Charlie
Kaufman’s Anomalisa is, in many ways, a counterpart to Inside Out. Both
are Animated films released in 2015 that use the medium of animation to
provide a visual metaphor for mental health, focusing on depression.
However, Inside Out is designed to explain these topics to children,
while Anomalisa is much more adult, not just in dealing with topics like
work and sex and how they influence it, but also in how they approach
their central character. Riley from Inside Out is relatable and many of
her experiences, universal. Michael, the protagonist of Anomalisa, is a
nasty, callous man whose depression actively makes him unpleasant to be
around, so much so that his treatment of Lisa, the first person in a
long time to light up his life, seems downright out of character. But
the film is potent in using its unique Stop-Motion Puppetry and limited
voice acting to put the audience in Michael’s shoes to both dislike him,
and to understand him.
The
way Anomalisa sets the mood and feel doesn’t just lie in the puppetry,
but also in vocal performances - outside of the two central characters,
everyone in the film is voiced by the same actor, Tom Noonan, regardless
of age or gender. Voice Actors in animated film usually rely on broad,
exaggerated, and unique performances, so much so that in “The Art of
Voice Acting”, James Alburger claims that for voicing animated
characters, “The most effective character voices are those that slightly
exaggerate the attitudes and emotions of the character you are
portraying, or that take a small quirk or idiosyncrasy and blow it out
of proportion”, so by having one character give the same voice to most
characters, and that voice be deliberately boring, forces the audience
to empathize with the main character experiencing that depression and
inability to connect with people. The vocal performance Noonan provides
is deliberately tiresome, and the predominance of it, surrounding much
of the film, with very little relief, is a potent filmic metaphor for
introversion-based depression - no matter how kindly anyone acts, it’s
still impossible not to perceive them as draining and harming your
wellbeing, and there’s still no escape from social interactions, which
is what makes this form so hard to get over. Living your life at all
becomes an unpleasant drain.

The
air of artifice created by the use of stop-motion animation and
puppetry in the film is potent for similar reasons. The Mise-en-scène does
not have any real actors, instead being occupied entirely by inorganic
props, and while the main characters have detailed and complex models
that frequently look human like, the background characters are basic and
doll-like, falling into the uncanny valley. In his study of the uncanny
valley, Frank Pollick noted that “(...) although the uncanny valley is
modeled to lie along a continuum of realism, the appreciation of what is
being viewed lies at a categorical boundary between humans and
machines”, and the film goes to great efforts to put Michael and Lisa on
the human side, but the other puppets on the other. This furthers the
void between Michael and the world - he’s surrounded by synthetic
robots, impossible to connect with as he simply can’t see them as human,
and while this is a callous view, it’s one unfortunately common with
long-term depression. Like the vocal similarities, this also forces the
audience to empathize with Michael’s situation, no matter how cruel his
character can be. A nightmare sequence brings this straight to the
forefront of the film: Michael is directly confronted by Puppet
characters designed with harsh, inhuman faces whose even fall apart
around him, and want to be the focus of his attentions instead of Lisa.

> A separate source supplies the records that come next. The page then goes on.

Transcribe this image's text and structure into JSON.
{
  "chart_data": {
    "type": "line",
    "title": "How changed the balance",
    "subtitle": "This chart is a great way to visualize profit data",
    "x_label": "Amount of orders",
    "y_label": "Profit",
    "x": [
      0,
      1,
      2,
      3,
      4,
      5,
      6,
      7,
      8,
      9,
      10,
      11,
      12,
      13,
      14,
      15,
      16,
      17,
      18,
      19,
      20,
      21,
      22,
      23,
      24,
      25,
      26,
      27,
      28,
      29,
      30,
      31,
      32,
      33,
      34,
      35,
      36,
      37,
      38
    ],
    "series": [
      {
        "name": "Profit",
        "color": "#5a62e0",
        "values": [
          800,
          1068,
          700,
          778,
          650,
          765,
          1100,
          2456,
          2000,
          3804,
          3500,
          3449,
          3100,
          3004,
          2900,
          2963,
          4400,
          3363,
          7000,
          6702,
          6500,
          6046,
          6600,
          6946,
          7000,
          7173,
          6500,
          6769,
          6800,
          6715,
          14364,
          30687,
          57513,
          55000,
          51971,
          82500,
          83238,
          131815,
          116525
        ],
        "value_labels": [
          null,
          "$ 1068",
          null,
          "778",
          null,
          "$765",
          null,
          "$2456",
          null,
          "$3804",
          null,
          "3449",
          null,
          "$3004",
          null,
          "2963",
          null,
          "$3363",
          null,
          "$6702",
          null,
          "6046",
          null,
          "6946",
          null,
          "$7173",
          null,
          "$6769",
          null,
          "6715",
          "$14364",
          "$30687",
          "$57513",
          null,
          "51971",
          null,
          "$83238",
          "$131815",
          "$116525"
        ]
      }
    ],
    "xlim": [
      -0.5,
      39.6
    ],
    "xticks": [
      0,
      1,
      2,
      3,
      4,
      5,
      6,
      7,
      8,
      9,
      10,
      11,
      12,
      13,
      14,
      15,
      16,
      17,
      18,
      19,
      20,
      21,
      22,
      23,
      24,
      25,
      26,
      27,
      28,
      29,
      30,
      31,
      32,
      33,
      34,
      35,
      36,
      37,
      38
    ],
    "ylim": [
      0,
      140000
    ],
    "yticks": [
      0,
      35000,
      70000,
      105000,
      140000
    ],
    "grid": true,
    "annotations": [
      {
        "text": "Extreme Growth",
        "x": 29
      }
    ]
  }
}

This represents Michael’s antipathy for those that care for him, and his
drive for the magic solution that Lisa can provide.
However,
at the climax of the film’s main story line, Lisa’s unique luster
begins to face for Michael, and he starts perceiving her just like every
other character in the story. In this scene, the real purpose of the
film becomes clear: Showing the genuine damage that Michael’s mental
state is doing to his life. He didn’t love Lisa because she was a great
person, but simply because she provided a release from the rest of his
life, and when that wasn’t true anymore, he tossed her aside. Michael
isn’t seeking actual treatment or making lifestyle changes - he is, as
the nightmare said, looking for a magic solution, to the detriment of
everyone else in his life, including his wife and child. The film pulls
no punches in this regard, showing that depression can take a genuine
toll on you as a person, and asks us to balance our sympathy for his
problems, which, in many ways, his actions are perpetuating, with our
sympathy for those he’s hurting.
References
- Alburger, J. R. (2002). The art of voice acting: The craft and business of performing for voice-over. Boston: Focal Press.
- Pollick, F. E. (2010). In Search of the Uncanny Valley. Lecture Notes of the Institute for Computer Sciences, Social Informatics and Telecommunications Engineering User Centric Media, 69-78.